We’ll see how the rear end of the new Ferrari engine will look like in the new 2019 F1 season, but it should be even more extreme as they are a factory team.

The picture below shows a fairly large rake angle of the car, which increases the volume of air beneath the car floor, including a diffuser, which in theory brings more downforce, but in that case it is more difficult to control the airflow in this extremely sensitive and important area.

It is expected that more and more teams will follow bigger rake route due to the restrictive aerodynamic rules for 2019 F1 season.

2019 Haas F1 engine cover side

The airbox above the driver’s head (bordered in yellow) is similar to last year and is vertically divided into three parts (orange). Only visible change is that lower part is wavy and slightly raised in the middle.

The central part of the airbox brings fresh air to the engine, and smaller side ducts are to cool the ERS system and gearbox oil.

Behind the airbox there is a small horizontal wing (purple) like Williams used last year to help shape the airflow on its way to the rear wing, similar to the T-wing.

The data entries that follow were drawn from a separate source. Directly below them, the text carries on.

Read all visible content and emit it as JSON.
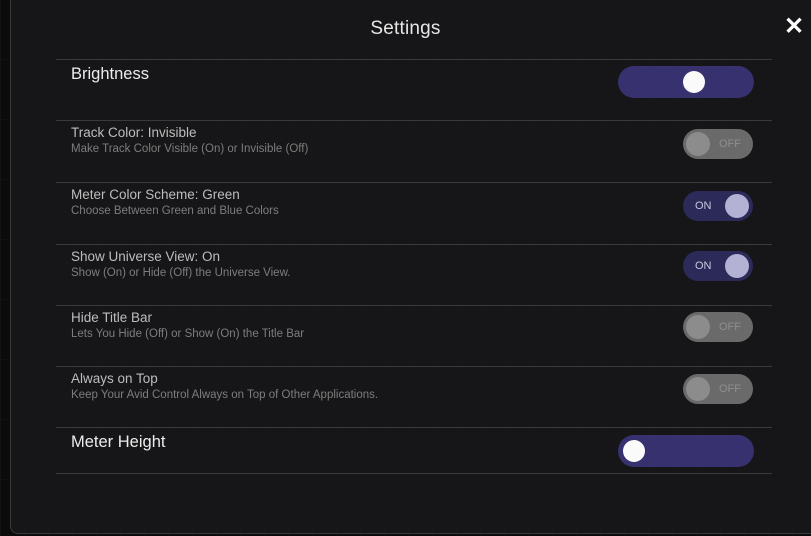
{
  "header": {
    "title": "Settings",
    "close_symbol": "✕"
  },
  "brightness": {
    "label": "Brightness",
    "value_fraction": 0.58
  },
  "toggles": [
    {
      "title": "Track Color: Invisible",
      "description": "Make Track Color Visible (On) or Invisible (Off)",
      "state": "OFF"
    },
    {
      "title": "Meter Color Scheme: Green",
      "description": "Choose Between Green and Blue Colors",
      "state": "ON"
    },
    {
      "title": "Show Universe View: On",
      "description": "Show (On) or Hide (Off) the Universe View.",
      "state": "ON"
    },
    {
      "title": "Hide Title Bar",
      "description": "Lets You Hide (Off) or Show (On) the Title Bar",
      "state": "OFF"
    },
    {
      "title": "Always on Top",
      "description": "Keep Your Avid Control Always on Top of Other Applications.",
      "state": "OFF"
    }
  ],
  "meter_height": {
    "label": "Meter Height",
    "value_fraction": 0.0
  },
  "colors": {
    "slider_track": "#373170",
    "toggle_on": "#2c2a58",
    "toggle_off": "#6a6a6a"
  }
}
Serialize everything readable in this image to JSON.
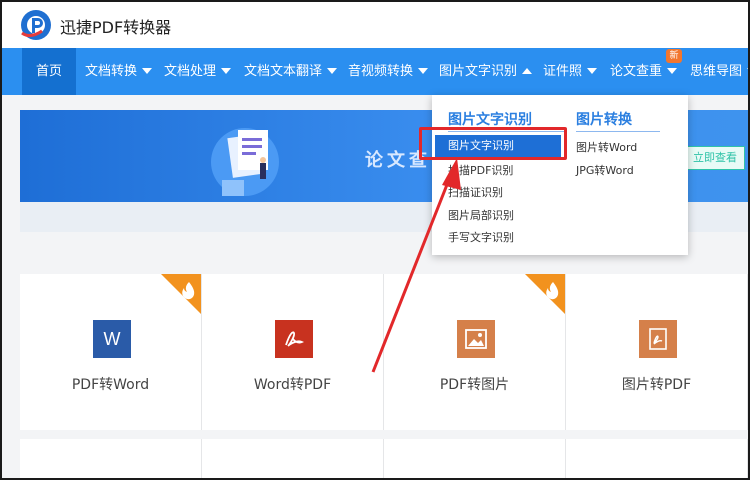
{
  "app": {
    "title": "迅捷PDF转换器"
  },
  "colors": {
    "nav": "#2b8ff0",
    "nav_active": "#1470d0",
    "accent": "#2b7fe0",
    "annotation": "#e2282a",
    "hot": "#f2921e"
  },
  "nav": {
    "items": [
      {
        "label": "首页",
        "caret": "none"
      },
      {
        "label": "文档转换",
        "caret": "down"
      },
      {
        "label": "文档处理",
        "caret": "down"
      },
      {
        "label": "文档文本翻译",
        "caret": "down"
      },
      {
        "label": "音视频转换",
        "caret": "down"
      },
      {
        "label": "图片文字识别",
        "caret": "up"
      },
      {
        "label": "证件照",
        "caret": "down"
      },
      {
        "label": "论文查重",
        "caret": "down"
      },
      {
        "label": "思维导图",
        "caret": "down"
      }
    ],
    "new_badge": "新"
  },
  "banner": {
    "text": "论文查",
    "button": "立即查看"
  },
  "dropdown": {
    "col1": {
      "title": "图片文字识别",
      "items": [
        "图片文字识别",
        "扫描PDF识别",
        "扫描证识别",
        "图片局部识别",
        "手写文字识别"
      ]
    },
    "col2": {
      "title": "图片转换",
      "items": [
        "图片转Word",
        "JPG转Word"
      ]
    }
  },
  "cards": [
    {
      "label": "PDF转Word",
      "icon": "word-icon",
      "color": "#2a5ba8",
      "hot": true
    },
    {
      "label": "Word转PDF",
      "icon": "pdf-icon",
      "color": "#c8321f",
      "hot": false
    },
    {
      "label": "PDF转图片",
      "icon": "image-icon",
      "color": "#d5804a",
      "hot": true
    },
    {
      "label": "图片转PDF",
      "icon": "pdf-icon",
      "color": "#d5804a",
      "hot": false
    }
  ]
}
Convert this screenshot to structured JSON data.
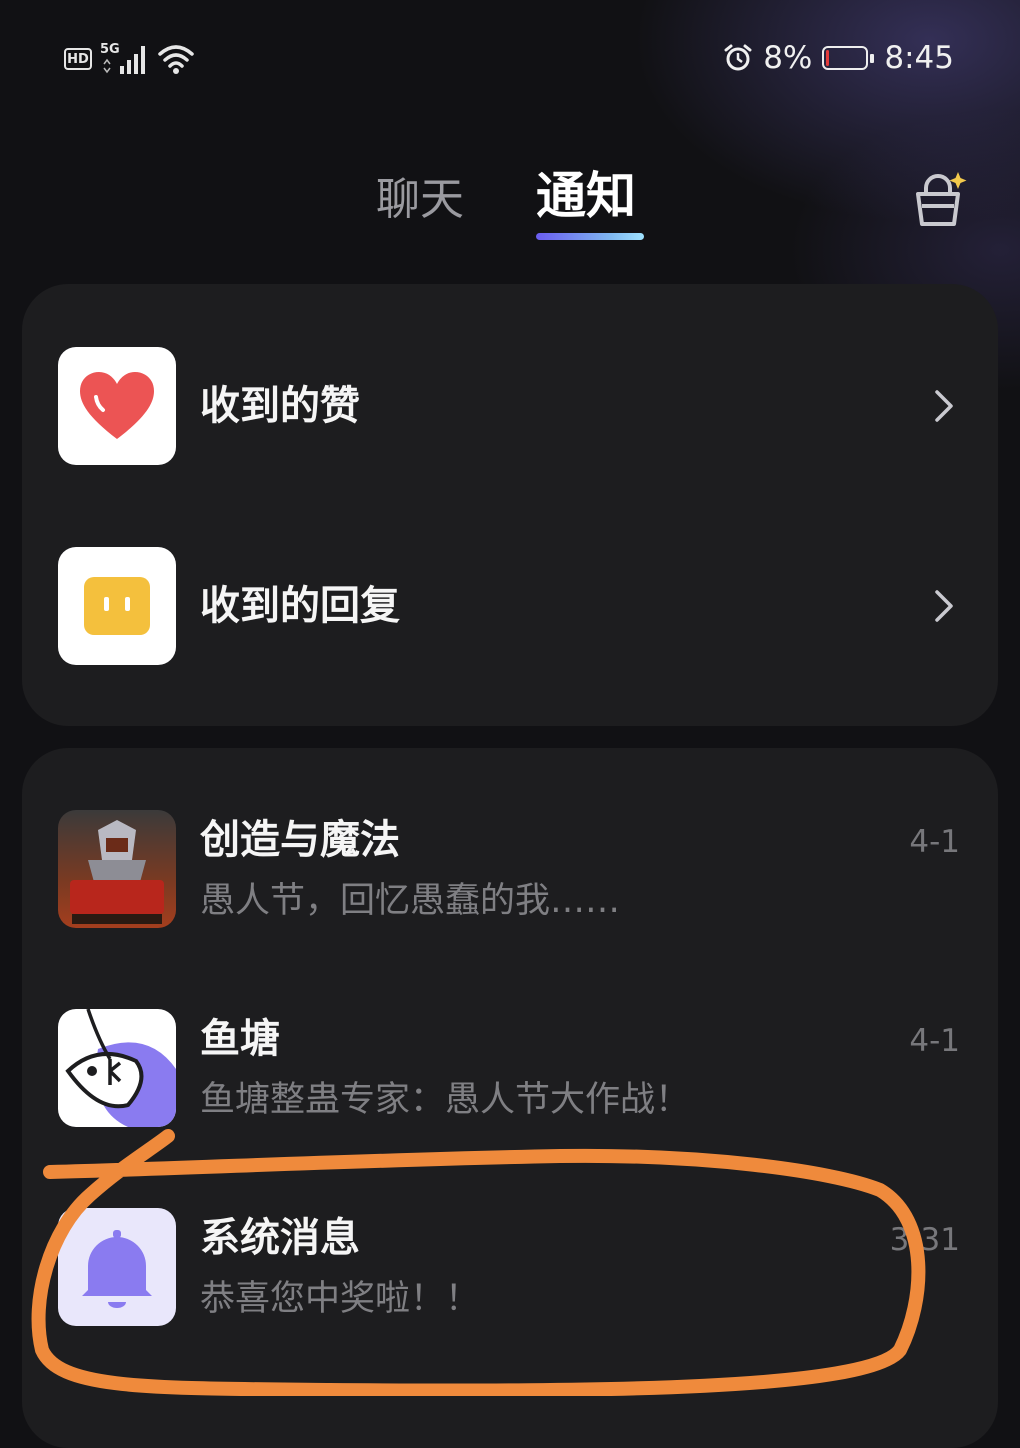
{
  "status_bar": {
    "hd": "HD",
    "network": "5G",
    "battery": "8%",
    "time": "8:45",
    "icons": [
      "hd-icon",
      "signal-5g-icon",
      "wifi-icon",
      "alarm-icon",
      "battery-icon"
    ],
    "battery_level_percent": 8,
    "battery_color": "#e23b3b"
  },
  "header": {
    "tabs": [
      {
        "label": "聊天",
        "active": false
      },
      {
        "label": "通知",
        "active": true
      }
    ],
    "right_icon": "cleanup-basket-icon"
  },
  "quick_entries": [
    {
      "label": "收到的赞",
      "icon": "heart-icon",
      "icon_color": "#ec5454"
    },
    {
      "label": "收到的回复",
      "icon": "reply-bubble-icon",
      "icon_color": "#f4c03d"
    }
  ],
  "notifications": [
    {
      "title": "创造与魔法",
      "preview": "愚人节，回忆愚蠢的我……",
      "date": "4-1",
      "icon": "creation-magic-game-icon"
    },
    {
      "title": "鱼塘",
      "preview": "鱼塘整蛊专家：愚人节大作战！",
      "date": "4-1",
      "icon": "fish-pond-icon"
    },
    {
      "title": "系统消息",
      "preview": "恭喜您中奖啦！！",
      "date": "3-31",
      "icon": "bell-icon"
    }
  ],
  "colors": {
    "background": "#111114",
    "card": "#1d1d1f",
    "accent": "#6a5cf0",
    "annotation": "#ef8a3c"
  }
}
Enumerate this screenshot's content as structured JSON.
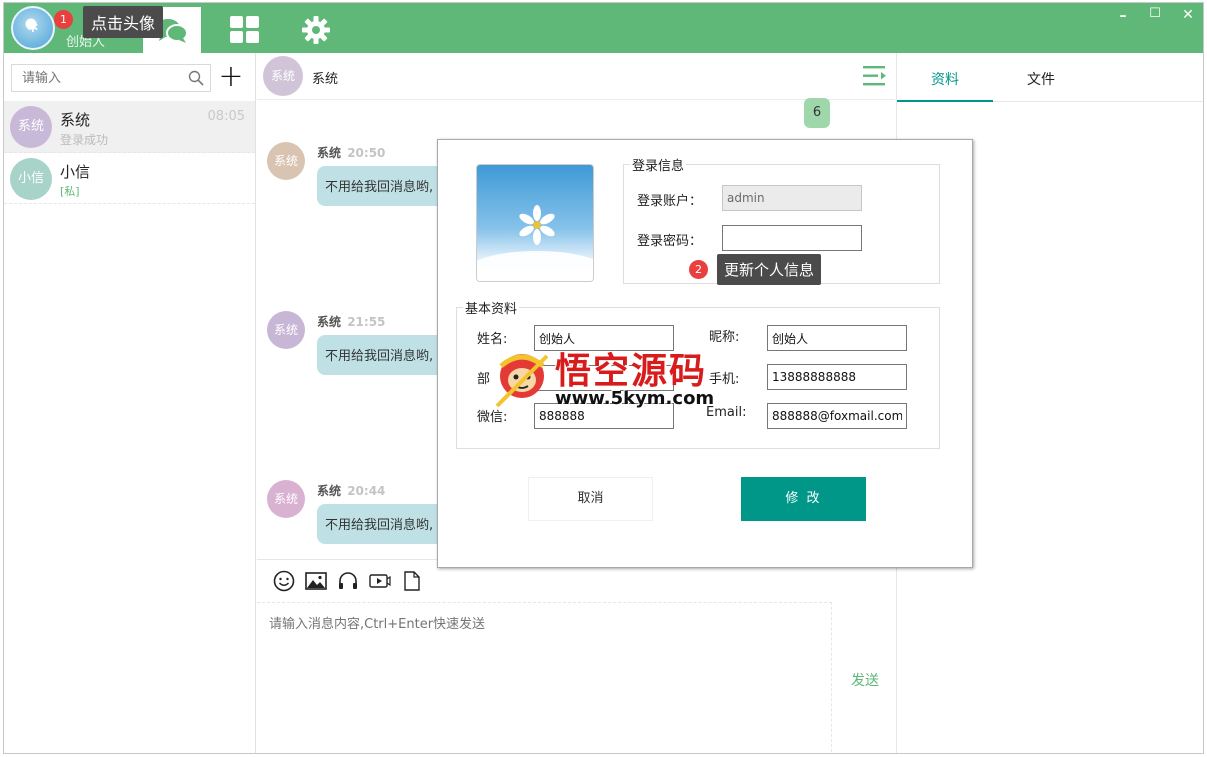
{
  "topbar": {
    "username": "创始人",
    "badge1": "1",
    "tooltip1": "点击头像",
    "window_controls": [
      "–",
      "☐",
      "✕"
    ]
  },
  "sidebar": {
    "search_placeholder": "请输入",
    "contacts": [
      {
        "avatar": "系统",
        "name": "系统",
        "sub": "登录成功",
        "time": "08:05",
        "avatar_color": "#c8b9d9"
      },
      {
        "avatar": "小信",
        "name": "小信",
        "sub": "[私]",
        "time": "",
        "avatar_color": "#a7d3c8"
      }
    ]
  },
  "chat": {
    "header_avatar": "系统",
    "header_title": "系统",
    "self_message": "6",
    "messages": [
      {
        "avatar": "系统",
        "sender": "系统",
        "time": "20:50",
        "text": "不用给我回消息哟,",
        "avatar_color": "#d9c4b1"
      },
      {
        "avatar": "系统",
        "sender": "系统",
        "time": "21:55",
        "text": "不用给我回消息哟,",
        "avatar_color": "#c7b6d6"
      },
      {
        "avatar": "系统",
        "sender": "系统",
        "time": "20:44",
        "text": "不用给我回消息哟,",
        "avatar_color": "#d9b2d1"
      }
    ],
    "input_placeholder": "请输入消息内容,Ctrl+Enter快速发送",
    "send_label": "发送",
    "tool_icons": [
      "emoji-icon",
      "image-icon",
      "headphones-icon",
      "video-icon",
      "file-icon"
    ]
  },
  "rightpanel": {
    "tabs": [
      "资料",
      "文件"
    ]
  },
  "modal": {
    "login_legend": "登录信息",
    "account_label": "登录账户：",
    "account_value": "admin",
    "password_label": "登录密码：",
    "password_value": "",
    "badge2": "2",
    "tooltip2": "更新个人信息",
    "basic_legend": "基本资料",
    "fields": {
      "name_label": "姓名:",
      "name_value": "创始人",
      "nick_label": "昵称:",
      "nick_value": "创始人",
      "dept_label": "部",
      "dept_value": "",
      "phone_label": "手机:",
      "phone_value": "13888888888",
      "wechat_label": "微信:",
      "wechat_value": "888888",
      "email_label": "Email:",
      "email_value": "888888@foxmail.com"
    },
    "cancel_label": "取消",
    "submit_label": "修 改"
  },
  "watermark": {
    "title": "悟空源码",
    "url": "www.5kym.com"
  },
  "colors": {
    "brand_green": "#5fb878",
    "teal": "#009688",
    "badge_red": "#e93f3f"
  }
}
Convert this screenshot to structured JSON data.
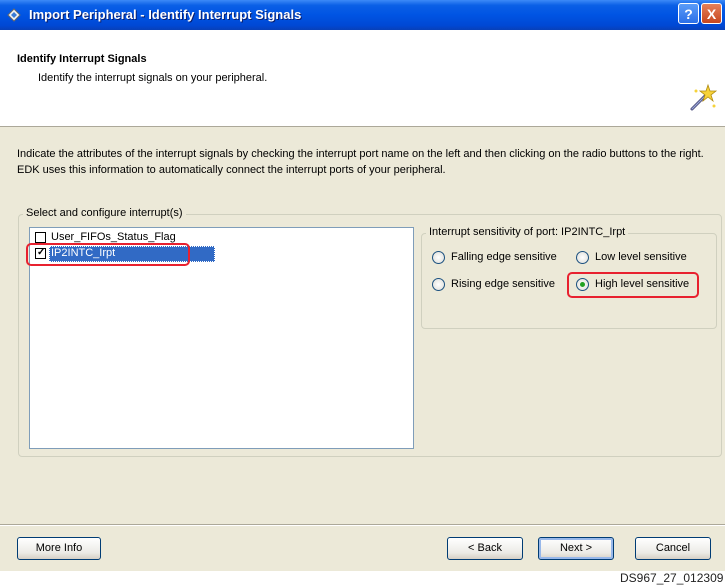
{
  "window": {
    "title": "Import Peripheral - Identify Interrupt Signals",
    "help_label": "?",
    "close_label": "X"
  },
  "header": {
    "title": "Identify Interrupt Signals",
    "subtitle": "Identify the interrupt signals on your peripheral."
  },
  "instructions": "Indicate the attributes of the interrupt signals by checking the interrupt port name on the left and then clicking on the radio buttons to the right. EDK uses this information to automatically connect the interrupt ports of your peripheral.",
  "interrupts": {
    "legend": "Select and configure interrupt(s)",
    "items": [
      {
        "label": "User_FIFOs_Status_Flag",
        "checked": false,
        "selected": false
      },
      {
        "label": "IP2INTC_Irpt",
        "checked": true,
        "selected": true
      }
    ]
  },
  "sensitivity": {
    "legend": "Interrupt sensitivity of port: IP2INTC_Irpt",
    "options": [
      {
        "label": "Falling edge sensitive",
        "selected": false
      },
      {
        "label": "Low level sensitive",
        "selected": false
      },
      {
        "label": "Rising edge sensitive",
        "selected": false
      },
      {
        "label": "High level sensitive",
        "selected": true
      }
    ]
  },
  "buttons": {
    "more_info": "More Info",
    "back": "< Back",
    "next": "Next >",
    "cancel": "Cancel"
  },
  "caption": "DS967_27_012309",
  "colors": {
    "title_bar": "#0054e3",
    "selection": "#316ac5",
    "highlight": "#e8212f",
    "radio_dot": "#21a121"
  }
}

2019 Haas F1 engine cover front and rear suspension engine airbox

Rear end

As usual, the teams are very careful not to show too much detail at the back of the car, especially around the diffuser and these digital photos of the new Haas VF-19 are no exception.

The diffuser is almost completely black and the rear wing, which this year is 100 mm wider and 20 mm higher, has more simple endplates. But teams still have some freedom in this area so the end of the upper edge of the endplate is split into nine vertical fins (marked yellow), a trend that McLaren began in 2017 and which was followed in 2018 by some other teams such as Mercedes, Renault and Ferrari who eventually returned to their old configuration.

The rear suspension (marked green in the photo above) has raised upper wishbone mounting point, which last year was used by Ferrari to enable more air to pass over the diffuser.

The Haas VF-19 also has a 750 mm wide T-wing which is slightly curved down at its edges and its design will certainly change during the season depending on the aerodynamic configuration for a particular track.

Wastegate exhaust pipes (pink) are stacked one above the other, above the main pipe, which Ferrari tested last year but didn’t use in races.